Enhancing autonomous driving: leveraging frame‐based foundation models for improved pedestrian detection and sensor fusion

Table of Contents

Course project of Computer Vision by Deep Learning (CS4245)

Authors: Alexandru-Dragos Manolache, Andrei-Carlo Papuc

Introduction #

Autonomous driving refers to the ability of vehicles to navigate roads without the intervention of a human. It relies on a combination of computer vision models (i.e. predictions on RGB cameras) and remote sensing technologies (e.g. LiDAR, RADAR) to allow the vehicle to understand its surroundings, with the goal of outperforming and ultimately replacing humans behind the wheel.

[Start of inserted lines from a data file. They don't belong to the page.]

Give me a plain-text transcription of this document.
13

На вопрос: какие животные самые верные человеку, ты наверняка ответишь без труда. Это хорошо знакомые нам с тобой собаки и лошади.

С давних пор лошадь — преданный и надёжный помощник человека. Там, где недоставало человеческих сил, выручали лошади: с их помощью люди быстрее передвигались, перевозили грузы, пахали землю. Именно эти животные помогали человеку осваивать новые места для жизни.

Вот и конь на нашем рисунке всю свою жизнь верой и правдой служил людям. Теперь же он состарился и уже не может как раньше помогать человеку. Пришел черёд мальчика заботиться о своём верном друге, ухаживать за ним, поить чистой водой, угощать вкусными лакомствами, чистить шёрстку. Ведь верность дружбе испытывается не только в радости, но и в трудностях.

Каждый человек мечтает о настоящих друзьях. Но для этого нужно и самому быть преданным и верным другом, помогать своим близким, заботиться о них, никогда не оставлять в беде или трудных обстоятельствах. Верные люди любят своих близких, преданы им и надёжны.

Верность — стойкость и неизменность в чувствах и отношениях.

One of the key challenges in autonomous driving is detecting pedestrians with an accurate and reliable method. A computer vision model (e.g. YOLO[1]), trained on driving datasets, is used for creating an initial, slightly inaccurate detection of a 2D bounding box around a pedestrian. Other sensor modalities like LiDAR and RADAR are then employed to improve the bounding box detections, relying on hand-crafted calculations for more accurate region proposals. This method is called sensor fusion and is the general solution emplyed by current self-driving vehicles. Additionally, learned sensor fusion is presented in state of the art methods (e.g. InterFuser[5]), where a transformer model directly learns features from multiple modalities of sensor data.

Generally, models employed on self-driving cars are trained on driving datasets that posses a key features not present in usual datasets like ImageNet[2] and COCO[3]. The visual content differs, there are lots of correlations between consecutive frames, and ultimately they are sampled with additional LiDAR and RADAR data.

Motivation #

Foundational models learn and generalize from large-scale image datasets created by scraping the entire web, meaning driving-related images (e.g. dashcam footage) could be part of the model’s knowledge.

Segment Anything Model (SAM)[8] is such a model trained on 11 million images and can perform image segmenations with complex point prompts on any image.
Grounding Dino[6] is another powerful foundational model that performs zero-shot detection using natural language as input.
YOLO-NAS[7] provides real-time object detection with a neurally optimized architecture.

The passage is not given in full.